How the other side thinks

Moral Foundations Theory holds that people have 6 fundamental principles (or “foundations”) which they use to support their moral beliefs: Care for others Fairness Liberty Loyalty to your group Obedience to authority Moral sanctity or purity Conservatives tend to believe in 5 or more pillars, but are particularly strong in their belief in loyalty, obedience and moral purity. Liberals (like me) tend to have little or no belief in obedience or sanctity, and very little concern for loyalty.

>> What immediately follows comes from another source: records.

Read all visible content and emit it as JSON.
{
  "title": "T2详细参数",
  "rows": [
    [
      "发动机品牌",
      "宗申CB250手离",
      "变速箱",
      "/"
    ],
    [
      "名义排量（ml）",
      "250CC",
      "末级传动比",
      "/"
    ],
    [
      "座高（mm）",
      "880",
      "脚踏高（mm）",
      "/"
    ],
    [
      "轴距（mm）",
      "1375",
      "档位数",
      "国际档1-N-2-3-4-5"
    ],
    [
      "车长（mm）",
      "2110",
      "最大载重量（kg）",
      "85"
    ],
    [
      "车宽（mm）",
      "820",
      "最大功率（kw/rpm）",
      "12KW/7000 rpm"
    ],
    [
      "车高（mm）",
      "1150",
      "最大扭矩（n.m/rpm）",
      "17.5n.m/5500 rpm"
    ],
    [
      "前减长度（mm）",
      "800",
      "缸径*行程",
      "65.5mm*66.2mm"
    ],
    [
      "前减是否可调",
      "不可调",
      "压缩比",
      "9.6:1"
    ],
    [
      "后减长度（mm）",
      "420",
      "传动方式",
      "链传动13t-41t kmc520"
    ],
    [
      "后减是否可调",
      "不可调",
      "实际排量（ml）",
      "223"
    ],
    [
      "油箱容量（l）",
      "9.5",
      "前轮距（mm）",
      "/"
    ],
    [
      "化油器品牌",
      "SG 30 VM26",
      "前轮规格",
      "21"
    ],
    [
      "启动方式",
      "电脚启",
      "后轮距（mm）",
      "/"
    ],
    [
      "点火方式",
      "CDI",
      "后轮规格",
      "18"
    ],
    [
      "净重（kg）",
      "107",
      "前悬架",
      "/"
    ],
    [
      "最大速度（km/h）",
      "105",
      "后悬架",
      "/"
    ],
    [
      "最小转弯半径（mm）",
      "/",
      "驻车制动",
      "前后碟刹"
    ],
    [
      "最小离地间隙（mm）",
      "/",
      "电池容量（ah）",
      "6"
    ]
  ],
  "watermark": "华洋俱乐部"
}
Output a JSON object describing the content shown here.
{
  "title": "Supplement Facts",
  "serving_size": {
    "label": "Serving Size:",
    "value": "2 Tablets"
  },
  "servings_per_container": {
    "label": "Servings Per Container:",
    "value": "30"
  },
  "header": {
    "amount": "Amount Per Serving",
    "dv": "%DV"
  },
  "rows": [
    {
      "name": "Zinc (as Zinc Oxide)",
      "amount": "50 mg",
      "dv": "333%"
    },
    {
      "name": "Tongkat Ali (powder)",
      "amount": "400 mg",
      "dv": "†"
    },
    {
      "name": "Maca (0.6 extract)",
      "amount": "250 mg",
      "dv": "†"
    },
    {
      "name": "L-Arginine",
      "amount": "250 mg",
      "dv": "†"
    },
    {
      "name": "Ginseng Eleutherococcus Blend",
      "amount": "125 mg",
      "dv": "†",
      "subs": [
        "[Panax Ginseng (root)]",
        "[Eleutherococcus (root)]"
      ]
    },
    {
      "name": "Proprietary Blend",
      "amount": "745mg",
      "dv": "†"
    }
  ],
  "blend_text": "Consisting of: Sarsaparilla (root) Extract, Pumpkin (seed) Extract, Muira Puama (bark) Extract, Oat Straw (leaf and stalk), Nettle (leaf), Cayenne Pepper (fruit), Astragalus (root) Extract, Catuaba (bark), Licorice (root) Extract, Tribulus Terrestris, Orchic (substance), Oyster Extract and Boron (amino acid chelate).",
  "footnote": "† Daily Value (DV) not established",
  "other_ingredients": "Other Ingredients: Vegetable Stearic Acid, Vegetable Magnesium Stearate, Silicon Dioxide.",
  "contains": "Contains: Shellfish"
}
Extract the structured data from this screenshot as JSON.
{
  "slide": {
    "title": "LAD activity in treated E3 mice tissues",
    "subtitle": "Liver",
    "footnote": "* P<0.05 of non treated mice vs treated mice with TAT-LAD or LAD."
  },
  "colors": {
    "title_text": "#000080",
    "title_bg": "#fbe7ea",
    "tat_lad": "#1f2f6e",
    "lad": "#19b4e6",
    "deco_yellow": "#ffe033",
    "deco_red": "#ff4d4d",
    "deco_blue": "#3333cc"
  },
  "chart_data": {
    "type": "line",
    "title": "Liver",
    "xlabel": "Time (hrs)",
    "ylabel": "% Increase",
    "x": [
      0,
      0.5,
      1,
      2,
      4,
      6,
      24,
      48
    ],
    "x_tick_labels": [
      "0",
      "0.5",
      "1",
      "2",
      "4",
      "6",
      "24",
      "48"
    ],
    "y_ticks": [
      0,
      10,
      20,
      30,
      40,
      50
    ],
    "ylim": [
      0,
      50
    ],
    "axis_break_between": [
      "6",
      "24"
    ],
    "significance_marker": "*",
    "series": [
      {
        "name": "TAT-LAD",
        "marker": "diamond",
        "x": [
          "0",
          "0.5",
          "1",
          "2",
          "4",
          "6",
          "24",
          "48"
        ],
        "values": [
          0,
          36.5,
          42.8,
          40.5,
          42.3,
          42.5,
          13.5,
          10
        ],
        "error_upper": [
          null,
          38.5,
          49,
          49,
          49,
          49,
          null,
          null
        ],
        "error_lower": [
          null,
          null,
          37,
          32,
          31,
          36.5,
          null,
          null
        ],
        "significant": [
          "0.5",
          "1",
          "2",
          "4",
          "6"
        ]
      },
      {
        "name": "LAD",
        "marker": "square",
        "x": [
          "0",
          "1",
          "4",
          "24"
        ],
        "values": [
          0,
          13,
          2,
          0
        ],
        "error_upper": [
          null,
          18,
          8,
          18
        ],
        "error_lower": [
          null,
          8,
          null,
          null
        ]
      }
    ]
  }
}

Deontological ethics and the gun problem

First, some background on recent studies in social science: The study by Jared Piazza of the University of Pennsylvania and Paulo Sousa of Queen’s University Belfast, which included a total of 688 participants, found religious individuals and political conservatives consistently invoked deontological ethics. In other words, they judged the morality of actions based on a universal rule such as, “You should not kill.” Political liberals, on the other hand, consistently invoked consequentialist ethics, meaning they judged the morality of actions based on their positive or negative outcomes.


In my view, any rule-based moral system will inevitably give “wrong”, “evil” or “immoral” answers to moral questions under certain circumstances. They may be unlikely circumstances, but I’ve never met a moral code which didn’t fall down under some sets of conditions, recommending behaviour which I would deem unacceptable. My view of morality is that it is a cache of pre-generated guidelines for resolving moral questions. We cannot hope to reason out an answer every time we are confronted with a moral problem, so we build rules which attempt to encode an approximation of moral reasoning in easy-to-remember formulae.